Some of the libraries profiled in My Librarian is a Camel  have been transformed or no longer exist.  In Blackpool, England, a community of locals once delivered books via wheelbarrow to vacationers on the beach.   Today, the library system of the City of Port Philip in Victoria, Australia has begun cycling out its old stock by offering a beach wheelbarrow library service.   The Port Philip librarians do not expect the books to be returned but ask only that patrons pass them on to others when they have finished with them.   The “blue truck” of Azerbaijan was especially noteworthy for its role in delivering books each week to children living in refugee settlements.  The program was discontinued upon the establishment of 31 stationary libraries for Internally Displaced Persons (IDP) in central Azerbaijan.  Elsewhere, I learned about Thailand’s Elephant Delivery Project and The Library Train in Bangkok: a neat role reversal for the mobile library in which the Railway Police have converted a train carriage into a static Train Library for local street kids!

The research for this article brought to mind many of the heroic librarians I have read about in other children’s books, such as Alia Muhammad Baker, The Librarian of Basra (Harcourt, 2005) who saved some 30,000 books from the fires of war in 2003; Pura Belpré of The Storyteller’s Candle (Children’s Book Press, 2008), who stayed put in her library while making sure that new immigrants in New York understood that it was there for them as it was for everyone in the city; and of course, the remarkable Jella Lepman, founder of The International Youth Library and IBBY, the International Board on Books for Young People, whose story is told in Books for Children of the World: The Jella Lepman Story (Pelican Publishing, 2007). Lepman helped people everywhere understand that sometimes children need books as much as they need food and water.  She helped encourage peace by distributing translated copies of Munro Leaf’s classic, The Story of Ferdinand to the children of war-torn Germany following World War II.  The books helped the children transcend their difficult existence and gave people everywhere an opportunity to participate in peacemaking by contributing to Lepman’s effort.

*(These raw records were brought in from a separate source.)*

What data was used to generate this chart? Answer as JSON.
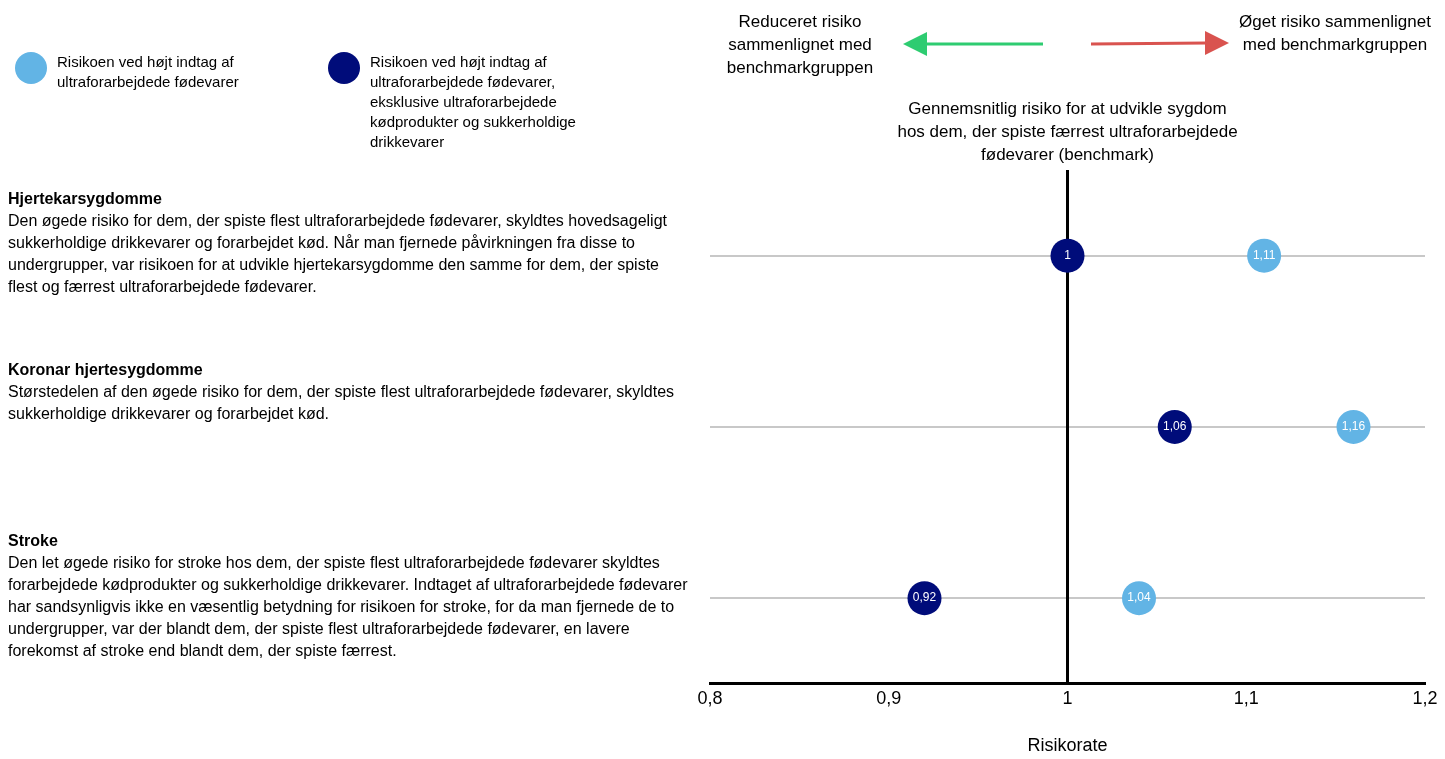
{
  "chart_data": {
    "type": "scatter",
    "orientation": "horizontal",
    "categories": [
      null,
      null,
      null
    ],
    "series": [
      {
        "name": "Risikoen ved højt indtag af ultraforarbejdede fødevarer",
        "color": "#62b4e5",
        "values": [
          1.11,
          1.16,
          1.04
        ],
        "value_labels": [
          "1,11",
          "1,16",
          "1,04"
        ]
      },
      {
        "name": "Risikoen ved højt indtag af ultraforarbejdede fødevarer, eksklusive ultraforarbejdede kødprodukter og sukkerholdige drikkevarer",
        "color": "#000c7a",
        "values": [
          1,
          1.06,
          0.92
        ],
        "value_labels": [
          "1",
          "1,06",
          "0,92"
        ]
      }
    ],
    "xlim": [
      0.8,
      1.2
    ],
    "xticks": [
      {
        "value": 0.8,
        "label": "0,8"
      },
      {
        "value": 0.9,
        "label": "0,9"
      },
      1,
      {
        "value": 1.1,
        "label": "1,1"
      },
      {
        "value": 1.2,
        "label": "1,2"
      }
    ],
    "xlabel": "Risikorate",
    "tick_labels": "x",
    "grid": "y",
    "legend": "top left",
    "marker": "circle",
    "ref_lines": [
      {
        "axis": "x",
        "value": 1,
        "label": "Gennemsnitlig risiko for at udvikle sygdom hos dem, der spiste færrest ultraforarbejdede fødevarer (benchmark)",
        "color": "#000000"
      }
    ],
    "annotations": [
      "Reduceret risiko sammenlignet med benchmarkgruppen",
      "Øget risiko sammenlignet med benchmarkgruppen",
      "Hjertekarsygdomme",
      "Den øgede risiko for dem, der spiste flest ultraforarbejdede fødevarer, skyldtes hovedsageligt sukkerholdige drikkevarer og forarbejdet kød. Når man fjernede påvirkningen fra disse to undergrupper, var risikoen for at udvikle hjertekarsygdomme den samme for dem, der spiste flest og færrest ultraforarbejdede fødevarer.",
      "Koronar hjertesygdomme",
      "Størstedelen af den øgede risiko for dem, der spiste flest ultraforarbejdede fødevarer, skyldtes sukkerholdige drikkevarer og forarbejdet kød.",
      "Stroke",
      "Den let øgede risiko for stroke hos dem, der spiste flest ultraforarbejdede fødevarer skyldtes forarbejdede kødprodukter og sukkerholdige drikkevarer. Indtaget af ultraforarbejdede fødevarer har sandsynligvis ikke en væsentlig betydning for risikoen for stroke, for da man fjernede de to undergrupper, var der blandt dem, der spiste flest ultraforarbejdede fødevarer, en lavere forekomst af stroke end blandt dem, der spiste færrest."
    ]
  }
}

The heroes of today’s mobile libraries and the children who look forward to their arrival would make Lepman proud.  I wonder how many lives are better today because a poor child of Appalachia or a German war orphan discovered books 50 or 60 years ago at the hands of an intrepid librarian.  Their descendants will reap the benefits of reading for generations to come, and the children served by unconventional libraries all over the world are, even now, contributing to a brighter future for all of us, one page at a time.